[…] von R. Gehaltsstreifen, Vertretung des Chefs seit 18.3.82, + 2327,-M, […]
in Schmachte graben für E-Leitung, […]
17. Juni – einst ein brisanter Tag - - -
etymologisch:”Bastard” - der auf dem Sattel gezeugte! (”horizont” 25/82)
Aus einem alten Magazin entnahm ich diese interessanten Informationen.

Interessant diese Rhythmik. Sie zeigt, dass hier Arbeit stattfindet; die Ströme sind natürlich nur eine Erscheinung. Welche Arbeit hier geleistet wird, was da rhytmisch korrespondiert, das ist natürlich noch sehr unklar. Zu denken ist aber, dass noch viel mehr als die beiden hier aufgedeckten Rhytmen sich überlagern und zu verschiedener Zeit verschieden überlagern.
Welche Rhytmik der Geschlechtsorgane? Das ist kein einfaches Triebanschwellen, etwa nach dem Schema:
1. - Befriedigung, Triebruhe,
2. - abstraktes erotisches Interesse,
3. - konkretes sexuelles Interesse.
Es gibt auch das Zurückspringen von der dritten Stufe auf die zweite. Ganz abgesehen davon, dass es zwischen Befriedigung und Triebruhe (Stufe 1) auch deutliche Unterschiede gibt.
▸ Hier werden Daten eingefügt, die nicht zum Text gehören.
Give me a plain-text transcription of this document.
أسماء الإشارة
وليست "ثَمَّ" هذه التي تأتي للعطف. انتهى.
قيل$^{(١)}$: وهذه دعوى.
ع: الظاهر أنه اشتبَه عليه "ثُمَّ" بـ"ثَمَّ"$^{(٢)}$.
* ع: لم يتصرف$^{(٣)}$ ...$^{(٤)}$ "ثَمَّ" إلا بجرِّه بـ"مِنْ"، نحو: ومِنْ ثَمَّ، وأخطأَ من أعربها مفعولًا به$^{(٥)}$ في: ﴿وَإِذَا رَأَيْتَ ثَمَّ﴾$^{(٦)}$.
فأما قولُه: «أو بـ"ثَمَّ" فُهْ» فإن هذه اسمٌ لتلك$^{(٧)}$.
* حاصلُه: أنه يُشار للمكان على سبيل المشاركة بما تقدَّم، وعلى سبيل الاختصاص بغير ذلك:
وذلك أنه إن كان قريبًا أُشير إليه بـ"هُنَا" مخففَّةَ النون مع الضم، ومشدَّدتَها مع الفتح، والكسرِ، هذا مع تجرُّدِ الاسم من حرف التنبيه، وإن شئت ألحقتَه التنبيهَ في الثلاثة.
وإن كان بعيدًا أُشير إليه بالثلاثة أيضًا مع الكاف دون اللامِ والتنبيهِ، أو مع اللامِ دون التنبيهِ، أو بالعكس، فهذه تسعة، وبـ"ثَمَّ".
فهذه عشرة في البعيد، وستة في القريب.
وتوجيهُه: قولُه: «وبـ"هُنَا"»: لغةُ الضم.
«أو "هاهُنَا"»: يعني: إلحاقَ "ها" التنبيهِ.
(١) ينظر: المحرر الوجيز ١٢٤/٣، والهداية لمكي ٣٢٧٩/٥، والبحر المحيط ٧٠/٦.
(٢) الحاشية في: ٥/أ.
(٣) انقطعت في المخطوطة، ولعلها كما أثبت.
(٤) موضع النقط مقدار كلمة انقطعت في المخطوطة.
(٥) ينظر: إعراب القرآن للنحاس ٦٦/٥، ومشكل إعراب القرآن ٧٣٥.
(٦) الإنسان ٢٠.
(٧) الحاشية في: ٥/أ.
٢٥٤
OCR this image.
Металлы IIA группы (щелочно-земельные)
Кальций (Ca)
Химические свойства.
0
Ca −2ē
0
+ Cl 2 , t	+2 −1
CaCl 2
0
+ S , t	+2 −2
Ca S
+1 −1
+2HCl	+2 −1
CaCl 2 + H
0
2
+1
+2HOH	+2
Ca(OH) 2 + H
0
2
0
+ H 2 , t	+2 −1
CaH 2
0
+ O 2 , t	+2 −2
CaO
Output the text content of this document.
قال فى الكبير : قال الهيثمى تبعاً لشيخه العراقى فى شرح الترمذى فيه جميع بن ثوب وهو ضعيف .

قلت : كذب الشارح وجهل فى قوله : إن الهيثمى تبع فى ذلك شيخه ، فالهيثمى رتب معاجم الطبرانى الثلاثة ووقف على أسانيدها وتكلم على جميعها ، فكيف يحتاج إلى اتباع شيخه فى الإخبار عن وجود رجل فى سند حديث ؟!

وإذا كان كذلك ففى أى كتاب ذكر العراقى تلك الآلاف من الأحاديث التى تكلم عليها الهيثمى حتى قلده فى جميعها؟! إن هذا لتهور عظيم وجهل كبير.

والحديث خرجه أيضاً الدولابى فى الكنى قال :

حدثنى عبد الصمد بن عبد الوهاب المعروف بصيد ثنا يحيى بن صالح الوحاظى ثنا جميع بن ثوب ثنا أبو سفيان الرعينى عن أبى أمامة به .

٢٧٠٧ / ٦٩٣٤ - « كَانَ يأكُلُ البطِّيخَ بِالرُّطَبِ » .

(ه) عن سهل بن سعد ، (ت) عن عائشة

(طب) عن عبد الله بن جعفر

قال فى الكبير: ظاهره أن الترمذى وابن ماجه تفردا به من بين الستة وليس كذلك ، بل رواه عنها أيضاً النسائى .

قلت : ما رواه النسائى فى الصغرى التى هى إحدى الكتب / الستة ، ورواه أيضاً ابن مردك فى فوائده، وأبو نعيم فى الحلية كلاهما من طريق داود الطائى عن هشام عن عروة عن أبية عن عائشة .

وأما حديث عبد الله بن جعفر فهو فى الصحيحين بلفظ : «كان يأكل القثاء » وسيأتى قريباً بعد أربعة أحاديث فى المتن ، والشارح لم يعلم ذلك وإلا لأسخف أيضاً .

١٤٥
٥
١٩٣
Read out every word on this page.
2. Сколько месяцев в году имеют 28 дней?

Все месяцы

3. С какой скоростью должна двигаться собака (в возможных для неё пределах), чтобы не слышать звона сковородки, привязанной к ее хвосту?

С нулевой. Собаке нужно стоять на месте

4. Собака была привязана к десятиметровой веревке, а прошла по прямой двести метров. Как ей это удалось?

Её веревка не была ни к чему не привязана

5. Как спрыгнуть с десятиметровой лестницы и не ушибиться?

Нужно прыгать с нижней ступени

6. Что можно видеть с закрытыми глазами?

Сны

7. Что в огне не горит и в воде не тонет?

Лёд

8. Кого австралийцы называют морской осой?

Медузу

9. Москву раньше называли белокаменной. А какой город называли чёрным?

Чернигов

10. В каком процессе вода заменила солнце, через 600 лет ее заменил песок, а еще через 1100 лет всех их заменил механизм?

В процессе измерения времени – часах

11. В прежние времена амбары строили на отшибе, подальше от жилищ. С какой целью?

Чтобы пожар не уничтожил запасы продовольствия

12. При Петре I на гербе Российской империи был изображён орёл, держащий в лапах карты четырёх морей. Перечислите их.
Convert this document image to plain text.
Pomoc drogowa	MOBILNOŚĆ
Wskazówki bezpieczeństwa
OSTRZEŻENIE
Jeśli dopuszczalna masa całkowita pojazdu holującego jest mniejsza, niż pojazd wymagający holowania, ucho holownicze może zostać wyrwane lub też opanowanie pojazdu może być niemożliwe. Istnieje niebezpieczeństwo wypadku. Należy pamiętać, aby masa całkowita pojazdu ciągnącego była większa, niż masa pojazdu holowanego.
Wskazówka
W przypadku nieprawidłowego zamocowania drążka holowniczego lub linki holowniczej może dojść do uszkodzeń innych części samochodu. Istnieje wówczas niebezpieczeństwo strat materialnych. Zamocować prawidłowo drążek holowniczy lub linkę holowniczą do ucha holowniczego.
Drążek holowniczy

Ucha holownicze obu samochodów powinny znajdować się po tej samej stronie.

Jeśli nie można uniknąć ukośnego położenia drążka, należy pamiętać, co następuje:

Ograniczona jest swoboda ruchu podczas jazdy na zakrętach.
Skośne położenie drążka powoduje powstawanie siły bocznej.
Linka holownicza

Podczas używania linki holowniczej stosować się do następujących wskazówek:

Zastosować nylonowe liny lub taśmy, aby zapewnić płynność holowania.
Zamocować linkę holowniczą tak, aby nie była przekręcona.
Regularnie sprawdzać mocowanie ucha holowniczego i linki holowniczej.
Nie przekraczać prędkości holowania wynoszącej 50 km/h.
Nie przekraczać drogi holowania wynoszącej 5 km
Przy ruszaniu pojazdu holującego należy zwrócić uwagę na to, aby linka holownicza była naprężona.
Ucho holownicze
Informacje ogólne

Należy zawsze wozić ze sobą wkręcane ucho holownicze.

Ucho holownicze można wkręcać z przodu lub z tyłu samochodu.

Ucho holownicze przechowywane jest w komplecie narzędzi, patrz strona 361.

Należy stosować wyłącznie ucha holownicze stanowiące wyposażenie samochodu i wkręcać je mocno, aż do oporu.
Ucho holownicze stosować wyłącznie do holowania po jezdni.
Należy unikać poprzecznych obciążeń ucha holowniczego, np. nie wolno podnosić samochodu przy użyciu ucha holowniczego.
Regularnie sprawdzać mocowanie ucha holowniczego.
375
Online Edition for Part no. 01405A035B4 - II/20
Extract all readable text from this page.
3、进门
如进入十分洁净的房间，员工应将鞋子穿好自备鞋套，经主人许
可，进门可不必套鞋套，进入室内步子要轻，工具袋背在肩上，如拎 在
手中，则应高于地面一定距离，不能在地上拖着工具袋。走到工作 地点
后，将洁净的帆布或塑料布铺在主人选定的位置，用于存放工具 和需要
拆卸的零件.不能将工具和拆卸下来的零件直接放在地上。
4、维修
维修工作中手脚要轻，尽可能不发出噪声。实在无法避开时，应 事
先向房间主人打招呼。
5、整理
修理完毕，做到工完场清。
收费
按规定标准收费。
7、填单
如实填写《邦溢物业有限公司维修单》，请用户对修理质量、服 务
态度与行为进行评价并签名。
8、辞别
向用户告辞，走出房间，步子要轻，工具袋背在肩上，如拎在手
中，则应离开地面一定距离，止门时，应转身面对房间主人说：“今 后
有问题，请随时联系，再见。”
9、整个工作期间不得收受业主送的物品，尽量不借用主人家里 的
Die Befriedigung ist eigentlich nur eine kurze Ruhe, Erschöpfung eines gerade abgearbeiteten, im Ganzen aber höchst aktiven Organs (in dem recht bald auch wieder das Blut wärmt, bald vibriert, selbst wenn nicht wieder ein starker sexueller Motoren arbeitet), während Triebruhe langdauernd Untätigkeit ist, wie ein Winterschlaf, fast wie ein Absterben.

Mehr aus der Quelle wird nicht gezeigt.